Capítulo 6
Sofía ya no estaba.

Con la mano temblando, tomé el teléfono desechable y marqué el número de emergencia.

—¿Isabela? —La voz de mi abuelo fue inmediata y afilada.

—Abuelo… ayúdame… —Estaba tan débil que apenas podía articular palabra. —Sofía… me envenenó… el bebé…

—¡Ya envío a los hombres! —Rugió, con una furia que prometía venganza. —¡Resiste, hija!

Diez minutos después, tres hombres vestidos de negro entraron en mi habitación.

—Señorita Romero. —Dijo el líder, con la mirada fija en la sangre. —Tenemos que llevarla a un hospital.

—No. —Le agarré el brazo, sintiendo cómo se endurecía dentro de mí una nueva y helada determinación. —Vicente lo descubriría. Sigan el plan. La muerte tiene que parecer real.

—Pero, señorita, su condición...

—¿La sangre? —Me obligué a incorporarme, una sonrisa sombría en los labios. —Solo hace que la historia sea más convincente. Lo hacemos ahora.

Con lo último de mis fuerzas, esparcí más sangre sobre las sábanas.

Luego abrí la caja fuerte y saqué los papeles de divorcio que ya tenía preparados.

Isabela Torres.

Firmé mi antiguo nombre por última vez.

Coloqué los papeles sobre la cama ensangrentada y saqué la fotografía descolorida de la iglesia.

En la parte posterior escribí:

La que realmente te salvó nunca fue Sofía.

—¿La doble está en posición? —pregunté.

—Está lista, señora. Llevará su auto al lugar indicado.

—Sáquenme de aquí.

Escuchamos el ruido de un motor afuera.

Vicente había vuelto.

—¡Vamos! ¡Ahora!

Los hombres me ayudaron a salir por la puerta trasera justo cuando una mujer, vestida con mi ropa y una peluca, salió por la entrada principal a bordo de mi Ferrari rojo.

Íbamos en un coche sin distintivos por un tramo oscuro de la I-94.

Escuchaba la operación a través de una radio segura.

—El vehículo objetivo se aproxima al paso elevado.

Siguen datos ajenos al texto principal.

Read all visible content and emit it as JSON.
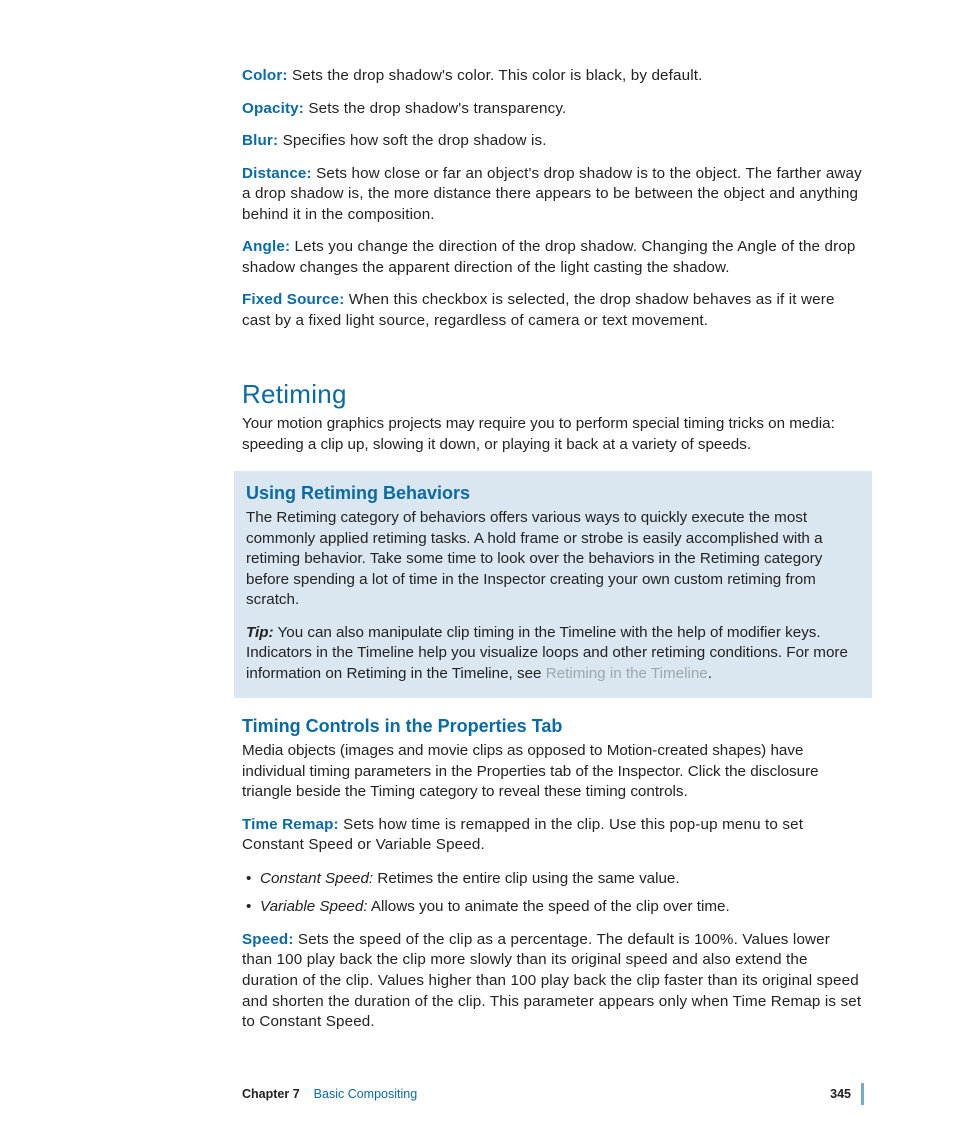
{
  "defs": [
    {
      "term": "Color:",
      "desc": "  Sets the drop shadow's color. This color is black, by default."
    },
    {
      "term": "Opacity:",
      "desc": "  Sets the drop shadow's transparency."
    },
    {
      "term": "Blur:",
      "desc": "  Specifies how soft the drop shadow is."
    },
    {
      "term": "Distance:",
      "desc": "  Sets how close or far an object's drop shadow is to the object. The farther away a drop shadow is, the more distance there appears to be between the object and anything behind it in the composition."
    },
    {
      "term": "Angle:",
      "desc": "  Lets you change the direction of the drop shadow. Changing the Angle of the drop shadow changes the apparent direction of the light casting the shadow."
    },
    {
      "term": "Fixed Source:",
      "desc": "  When this checkbox is selected, the drop shadow behaves as if it were cast by a fixed light source, regardless of camera or text movement."
    }
  ],
  "section_title": "Retiming",
  "section_para": "Your motion graphics projects may require you to perform special timing tricks on media: speeding a clip up, slowing it down, or playing it back at a variety of speeds.",
  "callout": {
    "title": "Using Retiming Behaviors",
    "body": "The Retiming category of behaviors offers various ways to quickly execute the most commonly applied retiming tasks. A hold frame or strobe is easily accomplished with a retiming behavior. Take some time to look over the behaviors in the Retiming category before spending a lot of time in the Inspector creating your own custom retiming from scratch.",
    "tip_label": "Tip:",
    "tip_body_pre": "  You can also manipulate clip timing in the Timeline with the help of modifier keys. Indicators in the Timeline help you visualize loops and other retiming conditions. For more information on Retiming in the Timeline, see ",
    "tip_link": "Retiming in the Timeline",
    "tip_body_post": "."
  },
  "subsection_title": "Timing Controls in the Properties Tab",
  "subsection_para": "Media objects (images and movie clips as opposed to Motion-created shapes) have individual timing parameters in the Properties tab of the Inspector. Click the disclosure triangle beside the Timing category to reveal these timing controls.",
  "params": [
    {
      "term": "Time Remap:",
      "desc": "  Sets how time is remapped in the clip. Use this pop-up menu to set Constant Speed or Variable Speed.",
      "bullets": [
        {
          "term": "Constant Speed:",
          "desc": "  Retimes the entire clip using the same value."
        },
        {
          "term": "Variable Speed:",
          "desc": "  Allows you to animate the speed of the clip over time."
        }
      ]
    },
    {
      "term": "Speed: ",
      "desc": "  Sets the speed of the clip as a percentage. The default is 100%. Values lower than 100 play back the clip more slowly than its original speed and also extend the duration of the clip. Values higher than 100 play back the clip faster than its original speed and shorten the duration of the clip. This parameter appears only when Time Remap is set to Constant Speed."
    }
  ],
  "footer": {
    "chapter_label": "Chapter 7",
    "chapter_title": "Basic Compositing",
    "page_num": "345"
  }
}
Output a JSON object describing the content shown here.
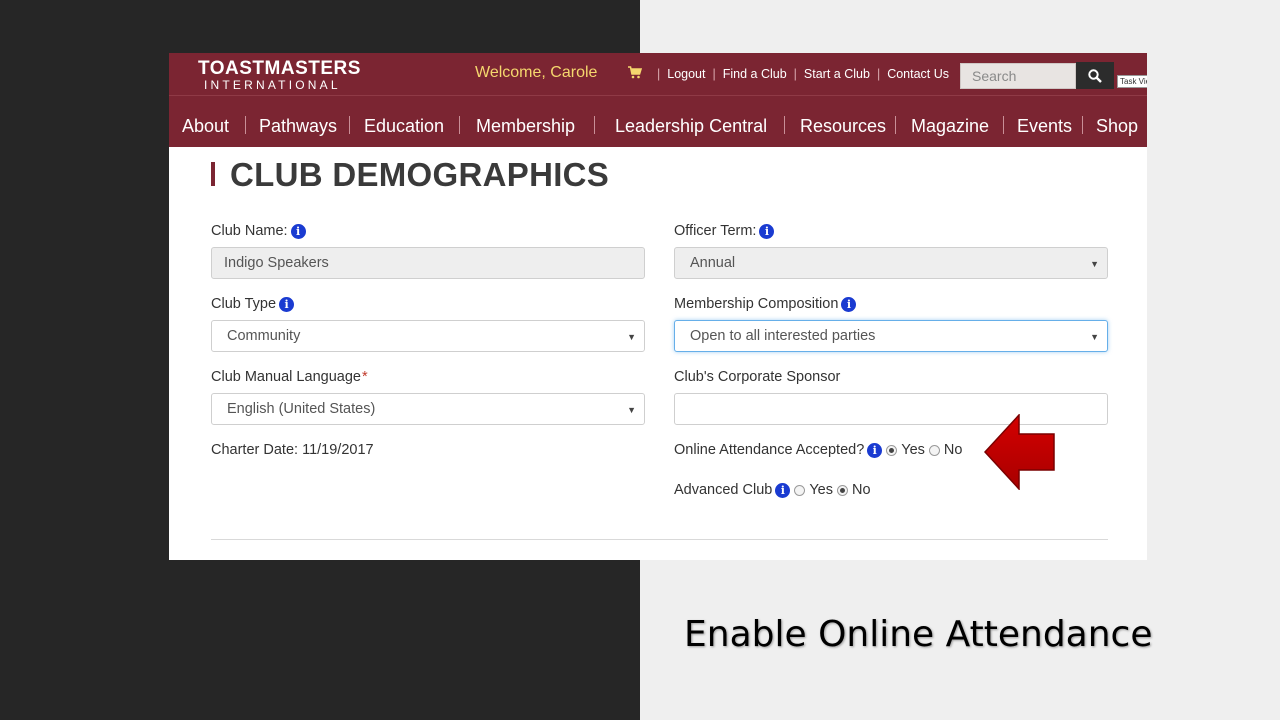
{
  "header": {
    "logo_line1": "TOASTMASTERS",
    "logo_line2": "INTERNATIONAL",
    "welcome": "Welcome, Carole",
    "links": [
      "Logout",
      "Find a Club",
      "Start a Club",
      "Contact Us"
    ],
    "search_placeholder": "Search",
    "taskview": "Task View"
  },
  "nav": [
    "About",
    "Pathways",
    "Education",
    "Membership",
    "Leadership Central",
    "Resources",
    "Magazine",
    "Events",
    "Shop"
  ],
  "page_title": "CLUB DEMOGRAPHICS",
  "form": {
    "club_name_label": "Club Name:",
    "club_name_value": "Indigo Speakers",
    "officer_term_label": "Officer Term:",
    "officer_term_value": "Annual",
    "club_type_label": "Club Type",
    "club_type_value": "Community",
    "membership_label": "Membership Composition",
    "membership_value": "Open to all interested parties",
    "language_label": "Club Manual Language",
    "language_required": "*",
    "language_value": "English (United States)",
    "sponsor_label": "Club's Corporate Sponsor",
    "sponsor_value": "",
    "charter_label": "Charter Date:",
    "charter_value": "11/19/2017",
    "online_label": "Online Attendance Accepted?",
    "online_yes": "Yes",
    "online_no": "No",
    "online_selected": "Yes",
    "advanced_label": "Advanced Club",
    "advanced_yes": "Yes",
    "advanced_no": "No",
    "advanced_selected": "No"
  },
  "caption": "Enable Online Attendance",
  "colors": {
    "brand": "#7b2532",
    "welcome": "#f5d76e",
    "info_icon": "#1a3bd1",
    "arrow": "#c00000"
  }
}
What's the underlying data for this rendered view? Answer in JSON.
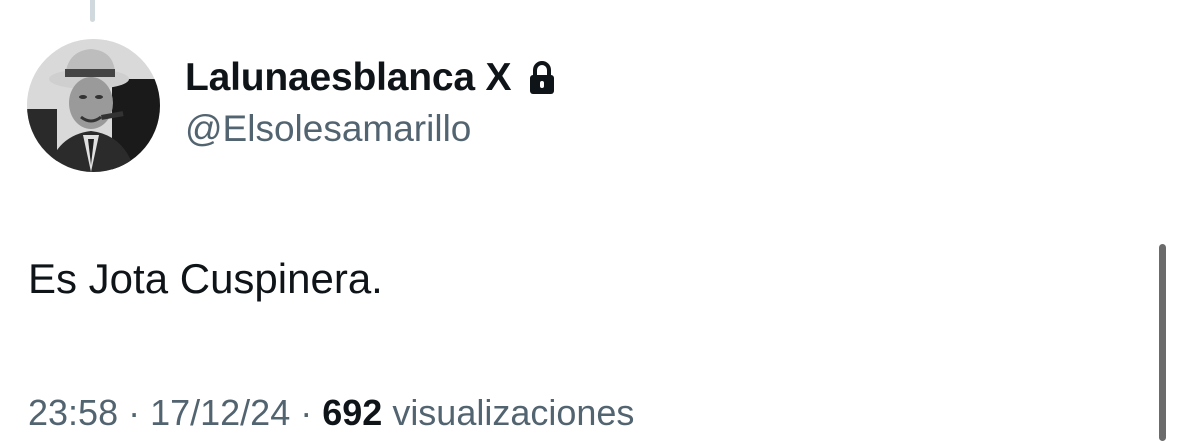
{
  "author": {
    "display_name": "Lalunaesblanca X",
    "handle": "@Elsolesamarillo",
    "protected": true,
    "avatar_icon": "vintage-portrait-man-with-hat-and-cigar",
    "lock_icon": "lock-icon"
  },
  "tweet": {
    "text": "Es Jota Cuspinera."
  },
  "meta": {
    "time": "23:58",
    "separator": "·",
    "date": "17/12/24",
    "views_count": "692",
    "views_label": "visualizaciones"
  },
  "colors": {
    "primary_text": "#0f1419",
    "secondary_text": "#536471",
    "thread_line": "#cfd9de",
    "background": "#ffffff"
  }
}
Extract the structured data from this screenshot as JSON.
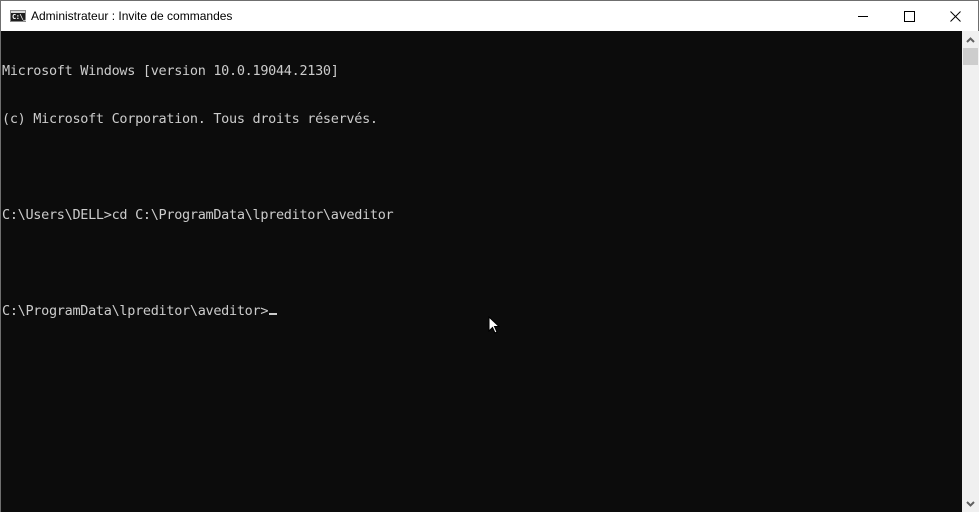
{
  "window": {
    "title": "Administrateur : Invite de commandes",
    "app_icon_glyph": "C:\\_",
    "controls": {
      "minimize": "minimize",
      "maximize": "maximize",
      "close": "close"
    }
  },
  "console": {
    "lines": [
      "Microsoft Windows [version 10.0.19044.2130]",
      "(c) Microsoft Corporation. Tous droits réservés.",
      "",
      "C:\\Users\\DELL>cd C:\\ProgramData\\lpreditor\\aveditor",
      "",
      "C:\\ProgramData\\lpreditor\\aveditor>"
    ],
    "text_color": "#cccccc",
    "background_color": "#0c0c0c"
  },
  "scrollbar": {
    "position_fraction": 0
  }
}
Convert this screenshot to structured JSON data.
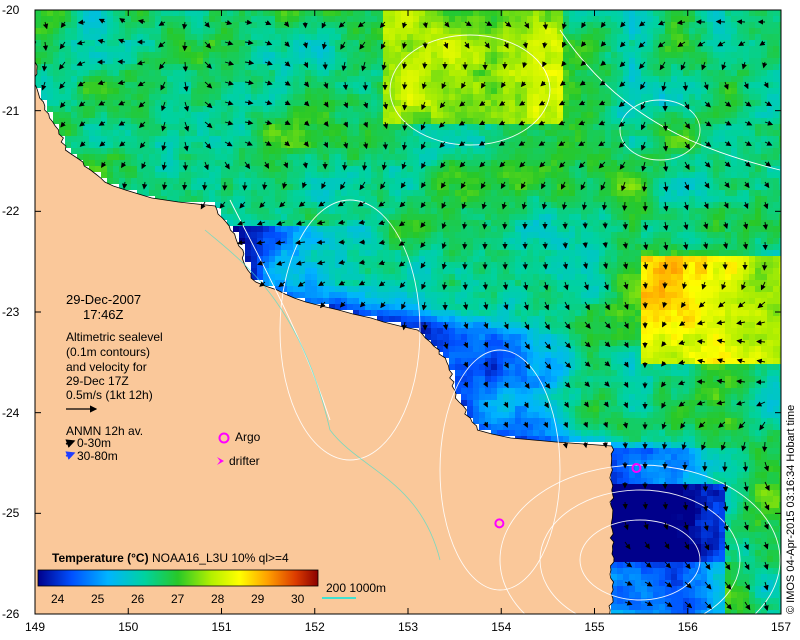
{
  "date_label": "29-Dec-2007",
  "time_label": "17:46Z",
  "altimetry_note": [
    "Altimetric sealevel",
    "(0.1m contours)",
    "and velocity for",
    "29-Dec 17Z"
  ],
  "velocity_scale_label": "0.5m/s (1kt 12h)",
  "mooring_legend": {
    "title": "ANMN 12h av.",
    "items": [
      {
        "label": "0-30m",
        "color": "#000000"
      },
      {
        "label": "30-80m",
        "color": "#1f3cff"
      }
    ]
  },
  "argo_label": "Argo",
  "drifter_label": "drifter",
  "colorbar": {
    "title": "Temperature (°C)",
    "subtitle": "NOAA16_L3U 10% ql>=4",
    "ticks": [
      "24",
      "25",
      "26",
      "27",
      "28",
      "29",
      "30"
    ],
    "range": [
      23.5,
      30.5
    ]
  },
  "bathymetry_label": "200  1000m",
  "credit": "© IMOS 04-Apr-2015 03:16:34 Hobart time",
  "axes": {
    "lon_ticks": [
      "149",
      "150",
      "151",
      "152",
      "153",
      "154",
      "155",
      "156",
      "157"
    ],
    "lat_ticks": [
      "-20",
      "-21",
      "-22",
      "-23",
      "-24",
      "-25",
      "-26"
    ],
    "lon_range": [
      149,
      157
    ],
    "lat_range": [
      -26,
      -20
    ]
  },
  "colors": {
    "land": "#fac89a",
    "contour": "#ffffff",
    "bathymetry": "#40e0d0",
    "argo": "#ff00ff",
    "drifter": "#ff00ff"
  },
  "argo_floats": [
    {
      "lon": 155.45,
      "lat": -24.55
    },
    {
      "lon": 153.98,
      "lat": -25.1
    }
  ],
  "drifters": []
}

—El activo ya salió del vehículo.

—Iniciando cuenta regresiva. Diez… nueve… ocho…

Cerré los puños, pensando en el hijo que había perdido.

—Siete… seis… cinco…

Sofía me había arrebatado todo.

—Cuatro… tres… dos…

Ahora, Isabela Torres iba a morir.

—Uno. ¡Detonación!

Una enorme explosión iluminó el cielo a lo lejos, una bola de fuego rugiendo en la noche.

Observé las llamas y, por primera vez, no lloré.

Isabela Torres había muerto.

Y una nueva mujer nacía de sus cenizas.

Punto de Vista de Vicente

Entré a la mansión a las 10:30 p.m., justo cuando el grito agudo de una sirvienta rompía el silencio desde el piso de arriba.

—¡Señor! Es la señora… ella…

Subí las escaleras de tres en tres.

La escena en nuestro dormitorio era una pesadilla.

Una cantidad espantosa de sangre empapaba las sábanas blancas.

—¡Isabela! —Rugí, destrozando el cuarto. —¿Dónde está?

—¡No la encontramos, señor! —Lloró la sirvienta. —Solo está la sangre, y… y esto…

Me entregó un documento.

Papeles de divorcio.

Firmados.

Las manos me temblaban al abrir la carpeta.

Dentro había una fotografía antigua.

La iglesia. Hace quince años.

Una imagen de mí y una niña… pero su rostro no era el de Sofía.

Era el de Isabela.

Las palabras en el reverso me retorcieron las entrañas como un cuchillo:

La que realmente te salvó nunca fue Sofía.

El recuerdo me golpeó como un tren de carga.

La lluvia. El miedo. Su pequeña mano en la mía.

Era Isabela.

Siempre fue Isabela.

—No… no puede ser…

Me desplomé sobre el suelo manchado de sangre.

Sonó mi celular.

Era mi segundo al mando, Marcos. Su voz sonaba desesperada.

—¡Jefe! El auto de la señora Torres… explotó en la I-94. Los federales están en la escena… Jefe, dicen que… no hay sobrevivientes.